Along with that, I felt as if some of the events were not necessary to the plot, but were more thrown in as nods to certain fairy-tale tropes or themes. There were some scenes–at least one whole chapter–that I found completely unnecessary to the plot. If you’d ripped it out of the book, David would have ended up at the exact same place with no real change at all. There weren’t too many of these moments, but enough that I noticed them and they certainly stood out as stumbling blocks to the entirety of the story.

Moving on to the writing style, I found it for the most part very enjoyable. Connolly writes beautiful prose, full of imagery and vivid metaphors. At times, I did find the dialogue awkward. Some things David said periodically struck me as odd, or just not really believable for a twelve-year-old. Other moments in Connolly’s writing I found to be too informative, in the way of “telling” instead of “showing.” There were paragraphs or sections of chapters that, though valuable, were just dumped on the reader quite suddenly, and seemed to trip up the flow of the story. This happened mostly at the end of the book.

And lastly, I found this book predictable. I had guessed both major twists before I was even one-third finished with it, and those twists appeared at the end of the story. The ending felt a bit rushed as well, but it definitely still had its intended effect on me. Congratulations, John Connolly–this book did make me cry. I didn’t expect it to end the way it did, and I can almost forgive the ending for how powerful it was emotionally.

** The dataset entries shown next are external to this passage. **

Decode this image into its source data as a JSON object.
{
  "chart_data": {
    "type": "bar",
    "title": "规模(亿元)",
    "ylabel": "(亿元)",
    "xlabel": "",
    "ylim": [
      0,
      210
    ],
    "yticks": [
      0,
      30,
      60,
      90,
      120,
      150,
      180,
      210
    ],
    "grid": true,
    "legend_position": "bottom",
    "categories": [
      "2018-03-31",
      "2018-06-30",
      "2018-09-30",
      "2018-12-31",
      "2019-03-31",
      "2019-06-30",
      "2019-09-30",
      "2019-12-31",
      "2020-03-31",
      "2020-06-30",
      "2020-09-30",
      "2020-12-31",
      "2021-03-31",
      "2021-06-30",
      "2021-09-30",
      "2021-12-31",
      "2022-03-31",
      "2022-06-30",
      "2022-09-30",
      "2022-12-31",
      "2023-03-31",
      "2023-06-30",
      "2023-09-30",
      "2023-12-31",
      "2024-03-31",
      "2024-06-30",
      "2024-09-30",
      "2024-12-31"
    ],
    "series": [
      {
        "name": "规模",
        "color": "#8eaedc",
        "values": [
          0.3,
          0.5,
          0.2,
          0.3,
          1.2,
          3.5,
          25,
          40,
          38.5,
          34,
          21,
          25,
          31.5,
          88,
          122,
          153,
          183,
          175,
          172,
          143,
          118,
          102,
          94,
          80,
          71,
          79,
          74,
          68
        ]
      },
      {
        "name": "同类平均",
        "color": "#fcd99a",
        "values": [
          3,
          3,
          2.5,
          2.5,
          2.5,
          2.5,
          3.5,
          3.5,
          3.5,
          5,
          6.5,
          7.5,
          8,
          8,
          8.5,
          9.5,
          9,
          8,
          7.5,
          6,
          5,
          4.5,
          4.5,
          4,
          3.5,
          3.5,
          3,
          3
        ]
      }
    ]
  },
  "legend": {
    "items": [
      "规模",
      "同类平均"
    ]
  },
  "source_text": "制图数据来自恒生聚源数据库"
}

Overall, I rated The Book of Lost Things as 4 out of 5 stars. I am a sucker for fairy-tales, even the dark ones. I really enjoyed this book’s characters, and the plot at its core was well put together. I think all the events converged very  well, and even though I was able to predict a portion of the ending, I was still satisfied. Putting aside the graphic and somewhat irrelevant scenes, this book really grew on me. I can forgive it for those things, and the narrative and stylistic choices that I disliked.

I recommend The Book of Lost Things to anyone who likes dark fairy-tales, and stories and characters that tug at your emotions, even the unpleasant ones.